Ever since I texted my friend early this week she's gotten annoyed or pissed off at me and I don't even know why. Well, because when you text someone you hardly know there mood I didn't know she was annoyed I thought it'd all blow over. I sent blank messages to her and she kept saying she'd block me so I said go ahead... I didn't know that she was really annoyed! I just thought it was a joke cause we never have disagreements and she has been the one I've talked to most since all of my friends split up and went to different high schools. Then yesterday we got into another argument and she was giving me an attitude when i texted her saying Happy Thanksgiving. Her words hurt so bad I was about to cry...I just don't what to do. She's never acted that way towards me before and she won't tell me what I did to make her so upset. I'm convinced its my fault but I'm also stubborn bc in arguments with my friends I always get hurt the most and have to apologise I kind of don't want to be so dependent of my friends for me to be happy or feel weak in the situation Should I give it a week or two before I talk to her again?
In my experience, friends who start being short with you and picking fights like that, soon break off the friendship. If you don't want to be hurt, I would suggest "backing off" in the relationship and trying to find a better friend. I know that's probably not what you want to hear, and I'm sorry. It's not you, it's them - don't blame yourself. Sometimes people change and don't want to be friends anymore sometimes (stupid people).
It's just a heads up. You can do whatever you want with the situation. Just be aware that the relationship may be ending whether you want it to or not.
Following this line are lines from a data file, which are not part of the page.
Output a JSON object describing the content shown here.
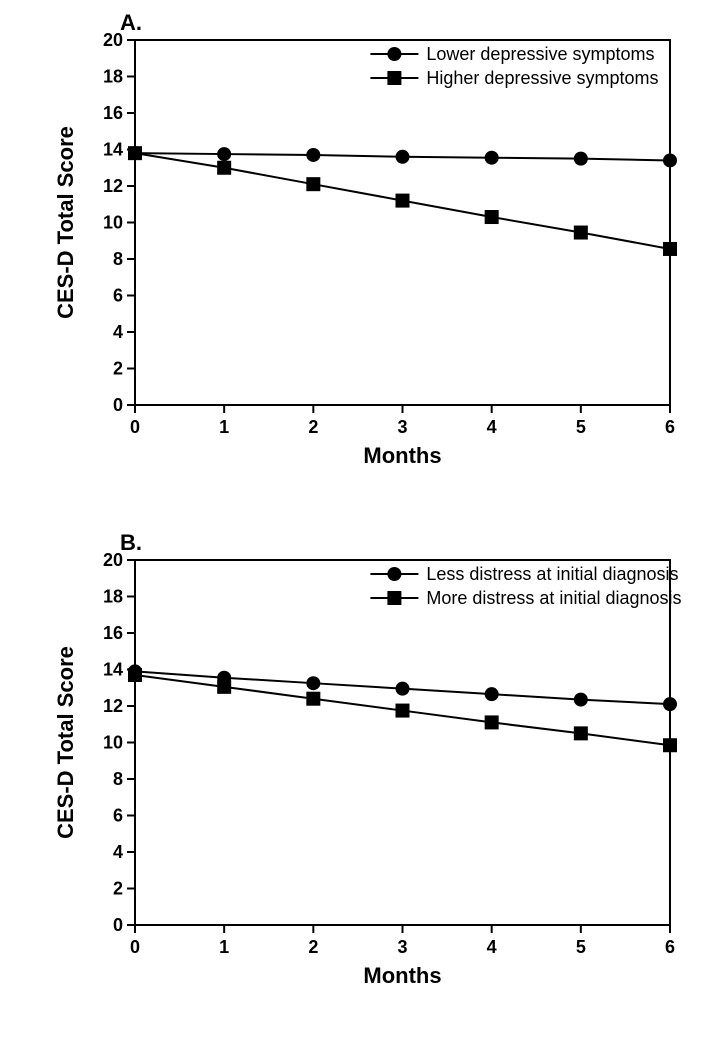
{
  "panelA": {
    "label": "A.",
    "type": "line",
    "xlabel": "Months",
    "ylabel": "CES-D Total Score",
    "xlim": [
      0,
      6
    ],
    "ylim": [
      0,
      20
    ],
    "xticks": [
      0,
      1,
      2,
      3,
      4,
      5,
      6
    ],
    "yticks": [
      0,
      2,
      4,
      6,
      8,
      10,
      12,
      14,
      16,
      18,
      20
    ],
    "label_fontsize": 22,
    "tick_fontsize": 18,
    "legend_fontsize": 18,
    "line_width": 2,
    "marker_size": 7,
    "background_color": "#ffffff",
    "axis_color": "#000000",
    "series": [
      {
        "name": "Lower depressive symptoms",
        "marker": "circle",
        "color": "#000000",
        "x": [
          0,
          1,
          2,
          3,
          4,
          5,
          6
        ],
        "y": [
          13.8,
          13.75,
          13.7,
          13.6,
          13.55,
          13.5,
          13.4
        ]
      },
      {
        "name": "Higher depressive symptoms",
        "marker": "square",
        "color": "#000000",
        "x": [
          0,
          1,
          2,
          3,
          4,
          5,
          6
        ],
        "y": [
          13.8,
          13.0,
          12.1,
          11.2,
          10.3,
          9.45,
          8.55
        ]
      }
    ],
    "legend_position": "top-right"
  },
  "panelB": {
    "label": "B.",
    "type": "line",
    "xlabel": "Months",
    "ylabel": "CES-D Total Score",
    "xlim": [
      0,
      6
    ],
    "ylim": [
      0,
      20
    ],
    "xticks": [
      0,
      1,
      2,
      3,
      4,
      5,
      6
    ],
    "yticks": [
      0,
      2,
      4,
      6,
      8,
      10,
      12,
      14,
      16,
      18,
      20
    ],
    "label_fontsize": 22,
    "tick_fontsize": 18,
    "legend_fontsize": 18,
    "line_width": 2,
    "marker_size": 7,
    "background_color": "#ffffff",
    "axis_color": "#000000",
    "series": [
      {
        "name": "Less distress at initial diagnosis",
        "marker": "circle",
        "color": "#000000",
        "x": [
          0,
          1,
          2,
          3,
          4,
          5,
          6
        ],
        "y": [
          13.9,
          13.55,
          13.25,
          12.95,
          12.65,
          12.35,
          12.1
        ]
      },
      {
        "name": "More distress at initial diagnosis",
        "marker": "square",
        "color": "#000000",
        "x": [
          0,
          1,
          2,
          3,
          4,
          5,
          6
        ],
        "y": [
          13.7,
          13.05,
          12.4,
          11.75,
          11.1,
          10.5,
          9.85
        ]
      }
    ],
    "legend_position": "top-right"
  }
}
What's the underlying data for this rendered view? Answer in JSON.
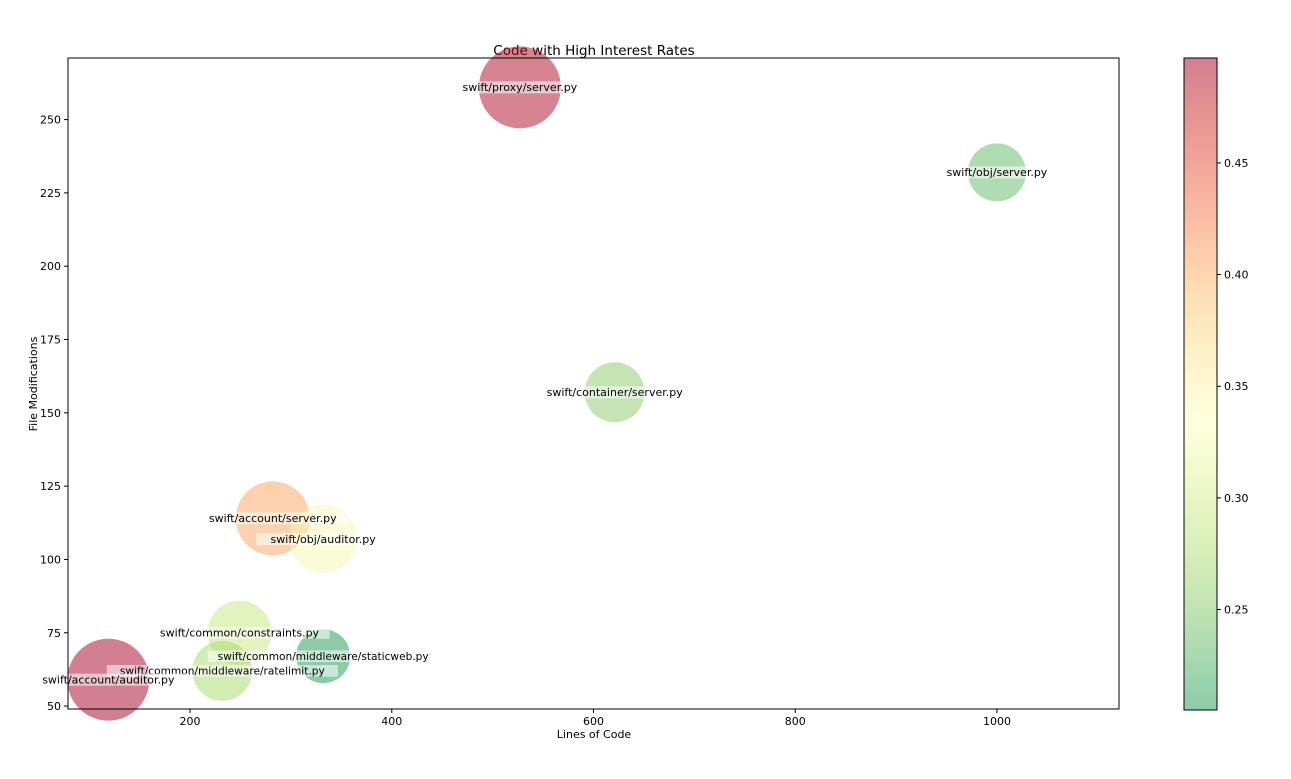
{
  "chart_data": {
    "type": "scatter",
    "title": "Code with High Interest Rates",
    "xlabel": "Lines of Code",
    "ylabel": "File Modifications",
    "xlim": [
      79,
      1121
    ],
    "ylim": [
      49,
      271
    ],
    "xticks": [
      200,
      400,
      600,
      800,
      1000
    ],
    "yticks": [
      50,
      75,
      100,
      125,
      150,
      175,
      200,
      225,
      250
    ],
    "colorbar": {
      "min": 0.205,
      "max": 0.497,
      "ticks": [
        0.25,
        0.3,
        0.35,
        0.4,
        0.45
      ],
      "tick_labels": [
        "0.25",
        "0.30",
        "0.35",
        "0.40",
        "0.45"
      ],
      "colormap": "RdYlGn_r",
      "alpha": 0.5
    },
    "points": [
      {
        "label": "swift/proxy/server.py",
        "x": 527,
        "y": 261,
        "color_value": 0.49,
        "size": 41
      },
      {
        "label": "swift/obj/server.py",
        "x": 1000,
        "y": 232,
        "color_value": 0.235,
        "size": 29
      },
      {
        "label": "swift/container/server.py",
        "x": 621,
        "y": 157,
        "color_value": 0.255,
        "size": 30
      },
      {
        "label": "swift/account/server.py",
        "x": 282,
        "y": 114,
        "color_value": 0.405,
        "size": 37
      },
      {
        "label": "swift/obj/auditor.py",
        "x": 332,
        "y": 107,
        "color_value": 0.325,
        "size": 34
      },
      {
        "label": "swift/common/constraints.py",
        "x": 249,
        "y": 75,
        "color_value": 0.29,
        "size": 32
      },
      {
        "label": "swift/common/middleware/staticweb.py",
        "x": 332,
        "y": 67,
        "color_value": 0.205,
        "size": 27
      },
      {
        "label": "swift/common/middleware/ratelimit.py",
        "x": 232,
        "y": 62,
        "color_value": 0.27,
        "size": 30
      },
      {
        "label": "swift/account/auditor.py",
        "x": 119,
        "y": 59,
        "color_value": 0.497,
        "size": 41
      }
    ]
  }
}
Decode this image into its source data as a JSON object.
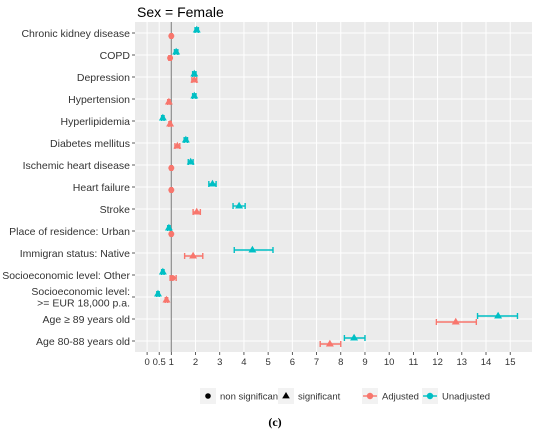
{
  "chart_data": {
    "type": "forest",
    "title": "Sex = Female",
    "caption": "(c)",
    "xlim": [
      -0.5,
      15.9
    ],
    "x_ticks": [
      0,
      0.5,
      1,
      2,
      3,
      4,
      5,
      6,
      7,
      8,
      9,
      10,
      11,
      12,
      13,
      14,
      15
    ],
    "x_tick_labels": [
      "0",
      "0.5",
      "1",
      "2",
      "3",
      "4",
      "5",
      "6",
      "7",
      "8",
      "9",
      "10",
      "11",
      "12",
      "13",
      "14",
      "15"
    ],
    "reference_line": 1,
    "grid": true,
    "legend_position": "bottom",
    "categories": [
      {
        "label": "Chronic kidney disease",
        "lines": [
          "Chronic kidney disease"
        ]
      },
      {
        "label": "COPD",
        "lines": [
          "COPD"
        ]
      },
      {
        "label": "Depression",
        "lines": [
          "Depression"
        ]
      },
      {
        "label": "Hypertension",
        "lines": [
          "Hypertension"
        ]
      },
      {
        "label": "Hyperlipidemia",
        "lines": [
          "Hyperlipidemia"
        ]
      },
      {
        "label": "Diabetes mellitus",
        "lines": [
          "Diabetes mellitus"
        ]
      },
      {
        "label": "Ischemic heart disease",
        "lines": [
          "Ischemic heart disease"
        ]
      },
      {
        "label": "Heart failure",
        "lines": [
          "Heart failure"
        ]
      },
      {
        "label": "Stroke",
        "lines": [
          "Stroke"
        ]
      },
      {
        "label": "Place of residence: Urban",
        "lines": [
          "Place of residence: Urban"
        ]
      },
      {
        "label": "Immigran status: Native",
        "lines": [
          "Immigran status: Native"
        ]
      },
      {
        "label": "Socioeconomic level: Other",
        "lines": [
          "Socioeconomic level: Other"
        ]
      },
      {
        "label": "Socioeconomic level: >= EUR 18,000 p.a.",
        "lines": [
          "Socioeconomic level:",
          ">= EUR 18,000 p.a."
        ]
      },
      {
        "label": "Age ≥ 89 years old",
        "lines": [
          "Age ≥ 89 years old"
        ]
      },
      {
        "label": "Age 80-88 years old",
        "lines": [
          "Age 80-88 years old"
        ]
      }
    ],
    "series": [
      {
        "name": "Adjusted",
        "color": "#F8766D",
        "points": [
          {
            "y": 0,
            "x": 1.0,
            "lo": 0.96,
            "hi": 1.04,
            "shape": "circle"
          },
          {
            "y": 1,
            "x": 0.95,
            "lo": 0.9,
            "hi": 1.0,
            "shape": "circle"
          },
          {
            "y": 2,
            "x": 1.95,
            "lo": 1.85,
            "hi": 2.05,
            "shape": "triangle"
          },
          {
            "y": 3,
            "x": 0.9,
            "lo": 0.85,
            "hi": 0.95,
            "shape": "triangle"
          },
          {
            "y": 4,
            "x": 0.95,
            "lo": 0.9,
            "hi": 1.0,
            "shape": "triangle"
          },
          {
            "y": 5,
            "x": 1.25,
            "lo": 1.15,
            "hi": 1.35,
            "shape": "triangle"
          },
          {
            "y": 6,
            "x": 1.0,
            "lo": 0.96,
            "hi": 1.04,
            "shape": "circle"
          },
          {
            "y": 7,
            "x": 1.0,
            "lo": 0.96,
            "hi": 1.04,
            "shape": "circle"
          },
          {
            "y": 8,
            "x": 2.05,
            "lo": 1.9,
            "hi": 2.2,
            "shape": "triangle"
          },
          {
            "y": 9,
            "x": 1.0,
            "lo": 0.96,
            "hi": 1.04,
            "shape": "circle"
          },
          {
            "y": 10,
            "x": 1.9,
            "lo": 1.55,
            "hi": 2.3,
            "shape": "triangle"
          },
          {
            "y": 11,
            "x": 1.05,
            "lo": 0.95,
            "hi": 1.2,
            "shape": "circle"
          },
          {
            "y": 12,
            "x": 0.8,
            "lo": 0.75,
            "hi": 0.85,
            "shape": "triangle"
          },
          {
            "y": 13,
            "x": 12.75,
            "lo": 11.95,
            "hi": 13.6,
            "shape": "triangle"
          },
          {
            "y": 14,
            "x": 7.55,
            "lo": 7.15,
            "hi": 8.0,
            "shape": "triangle"
          }
        ]
      },
      {
        "name": "Unadjusted",
        "color": "#00BFC4",
        "points": [
          {
            "y": 0,
            "x": 2.05,
            "lo": 1.98,
            "hi": 2.12,
            "shape": "triangle"
          },
          {
            "y": 1,
            "x": 1.2,
            "lo": 1.13,
            "hi": 1.27,
            "shape": "triangle"
          },
          {
            "y": 2,
            "x": 1.95,
            "lo": 1.88,
            "hi": 2.02,
            "shape": "triangle"
          },
          {
            "y": 3,
            "x": 1.95,
            "lo": 1.88,
            "hi": 2.02,
            "shape": "triangle"
          },
          {
            "y": 4,
            "x": 0.65,
            "lo": 0.6,
            "hi": 0.7,
            "shape": "triangle"
          },
          {
            "y": 5,
            "x": 1.6,
            "lo": 1.53,
            "hi": 1.67,
            "shape": "triangle"
          },
          {
            "y": 6,
            "x": 1.8,
            "lo": 1.7,
            "hi": 1.9,
            "shape": "triangle"
          },
          {
            "y": 7,
            "x": 2.7,
            "lo": 2.55,
            "hi": 2.85,
            "shape": "triangle"
          },
          {
            "y": 8,
            "x": 3.8,
            "lo": 3.55,
            "hi": 4.05,
            "shape": "triangle"
          },
          {
            "y": 9,
            "x": 0.9,
            "lo": 0.85,
            "hi": 0.95,
            "shape": "triangle"
          },
          {
            "y": 10,
            "x": 4.35,
            "lo": 3.6,
            "hi": 5.2,
            "shape": "triangle"
          },
          {
            "y": 11,
            "x": 0.65,
            "lo": 0.6,
            "hi": 0.7,
            "shape": "triangle"
          },
          {
            "y": 12,
            "x": 0.45,
            "lo": 0.4,
            "hi": 0.5,
            "shape": "triangle"
          },
          {
            "y": 13,
            "x": 14.5,
            "lo": 13.65,
            "hi": 15.3,
            "shape": "triangle"
          },
          {
            "y": 14,
            "x": 8.55,
            "lo": 8.15,
            "hi": 9.0,
            "shape": "triangle"
          }
        ]
      }
    ],
    "legend": {
      "shape_items": [
        {
          "label": "non significant",
          "shape": "circle"
        },
        {
          "label": "significant",
          "shape": "triangle"
        }
      ],
      "color_items": [
        {
          "label": "Adjusted",
          "color": "#F8766D"
        },
        {
          "label": "Unadjusted",
          "color": "#00BFC4"
        }
      ]
    }
  }
}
And that's not your fault. Don't beat yourself up.
You can cry as soon as you're alone, hun It's fine to cry. It probably means you have more of a capacity to *feel* and have emotion than your dumb friend. So cry it out, grieve the relationship, be sad for a while, then pick yourself up when you feel ready, kay? It's okay if it takes you a while to get over it. Getting over a really close friendship can be just like getting over a breakup. But you'll get through, I promise
I don't think she's dumb but the whole break in the friendship thing is confusing. I don't want to believe it's temporary, I refuse to because I'll just get my hopes up. Secondly, it's hard because I keep having the feeling that my other close friends will get distant and I won't have any soon because the lack of real friends at my new school. But I will definitely try to. Thanks for your help I really appreciate your advice.
No problem And remember that acquaintences can be very valuable too - saying hi with someone's name and a smile can go a loooong ways. You don't always have to have a best bud. Though I know it can be weird if you've always had one. Best of luck with it all, and sorry you have to go through this sad time!
Not to be a downer, but people tend to move on to other friends after they move. It is hard to keep that old connection with girls. It may just be her way of pushing you away.